Army raised for Third Crusade
The 21st of January 1189 AD
Under the brilliant leadership of Saladin the forces of Egypt and Syria had combined, and in the poorly led and disjointed Christian states in the Holy Lands there was limited resistance to the Muslim resurgence. Saladin by 1187 had retaken Jerusalem, in itself a great achievement, but also a spur to his Christian opponents to react.
Setting aside their dynastic and territorial disagreements for a time the rulers of three of Europe’s greatest powers – The Holy Roman Empire; France; and England and its possessions in France – sparked by religious conviction and by the hope of greater glory, joined in preparing for the Third Crusade: from January 1189 armies were raised in preparation for a great attack on Saladin.
But though they reached an accommodation among themselves, two of the three leaders – The Emperor Frederick I, Philip II, and Henry II respectively – could not cheat death: Henry, exhausted by the struggle with his own son Richard would die in July 1189 at Chinon; and the ageing Frederick would drown on his way to fight the Saracens.
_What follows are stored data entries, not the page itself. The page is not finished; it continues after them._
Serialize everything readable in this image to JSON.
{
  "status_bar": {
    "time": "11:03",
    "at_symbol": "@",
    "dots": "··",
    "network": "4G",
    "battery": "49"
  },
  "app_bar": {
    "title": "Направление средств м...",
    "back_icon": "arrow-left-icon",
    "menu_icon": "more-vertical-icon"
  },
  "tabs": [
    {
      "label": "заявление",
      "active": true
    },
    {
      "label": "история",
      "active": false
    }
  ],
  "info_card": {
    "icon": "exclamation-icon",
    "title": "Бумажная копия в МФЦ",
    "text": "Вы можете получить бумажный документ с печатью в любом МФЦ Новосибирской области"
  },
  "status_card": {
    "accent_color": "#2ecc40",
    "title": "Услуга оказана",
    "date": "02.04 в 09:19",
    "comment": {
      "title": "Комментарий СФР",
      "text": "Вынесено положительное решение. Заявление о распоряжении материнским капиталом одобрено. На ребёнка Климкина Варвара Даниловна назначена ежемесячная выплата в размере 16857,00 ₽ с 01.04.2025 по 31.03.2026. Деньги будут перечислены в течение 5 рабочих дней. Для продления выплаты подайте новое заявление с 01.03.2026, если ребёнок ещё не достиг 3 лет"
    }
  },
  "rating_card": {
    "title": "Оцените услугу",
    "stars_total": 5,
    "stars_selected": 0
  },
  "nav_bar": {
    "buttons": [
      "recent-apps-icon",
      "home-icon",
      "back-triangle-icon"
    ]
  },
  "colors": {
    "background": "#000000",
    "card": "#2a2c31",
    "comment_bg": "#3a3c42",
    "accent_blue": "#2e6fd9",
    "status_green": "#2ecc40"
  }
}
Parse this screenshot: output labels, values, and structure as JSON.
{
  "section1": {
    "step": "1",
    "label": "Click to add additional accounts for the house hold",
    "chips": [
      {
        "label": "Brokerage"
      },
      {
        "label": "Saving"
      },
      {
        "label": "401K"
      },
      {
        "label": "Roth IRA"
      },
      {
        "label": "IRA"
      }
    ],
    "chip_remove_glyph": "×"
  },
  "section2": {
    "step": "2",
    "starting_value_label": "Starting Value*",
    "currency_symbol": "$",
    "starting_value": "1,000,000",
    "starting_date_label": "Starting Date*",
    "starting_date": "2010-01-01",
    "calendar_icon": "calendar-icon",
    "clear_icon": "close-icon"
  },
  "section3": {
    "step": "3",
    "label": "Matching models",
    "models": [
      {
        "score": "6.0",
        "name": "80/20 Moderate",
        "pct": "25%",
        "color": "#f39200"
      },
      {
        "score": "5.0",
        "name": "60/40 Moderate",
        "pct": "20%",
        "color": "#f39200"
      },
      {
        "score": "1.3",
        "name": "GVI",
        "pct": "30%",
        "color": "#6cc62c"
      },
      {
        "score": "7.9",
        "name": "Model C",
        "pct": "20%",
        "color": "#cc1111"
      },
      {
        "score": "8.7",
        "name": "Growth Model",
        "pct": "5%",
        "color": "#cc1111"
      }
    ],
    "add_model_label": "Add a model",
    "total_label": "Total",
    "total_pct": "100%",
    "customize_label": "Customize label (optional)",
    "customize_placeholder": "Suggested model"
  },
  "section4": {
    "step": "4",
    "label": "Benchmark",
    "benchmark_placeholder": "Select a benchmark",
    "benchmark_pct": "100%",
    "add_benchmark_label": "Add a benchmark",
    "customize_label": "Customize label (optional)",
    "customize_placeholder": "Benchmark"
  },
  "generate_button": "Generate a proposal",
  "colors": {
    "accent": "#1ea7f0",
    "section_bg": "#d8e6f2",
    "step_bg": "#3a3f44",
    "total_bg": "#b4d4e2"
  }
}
Richard the Lionheart was to prove himself in battle (and show his ruthlessness too by having thousands of helpless hostages put to the sword), but not as a diplomat, his intransigence a major factor in Frederick’s successor Leopold quitting the Crusade.
For Christians the treaty which ended the Third Crusade allowed them entry to Jerusalem, though without weapons to protect them. One goal was thus achieved, but Saladin remained in control of the territory. The situation was too fragile to hold; another Crusade was at some future point inevitable.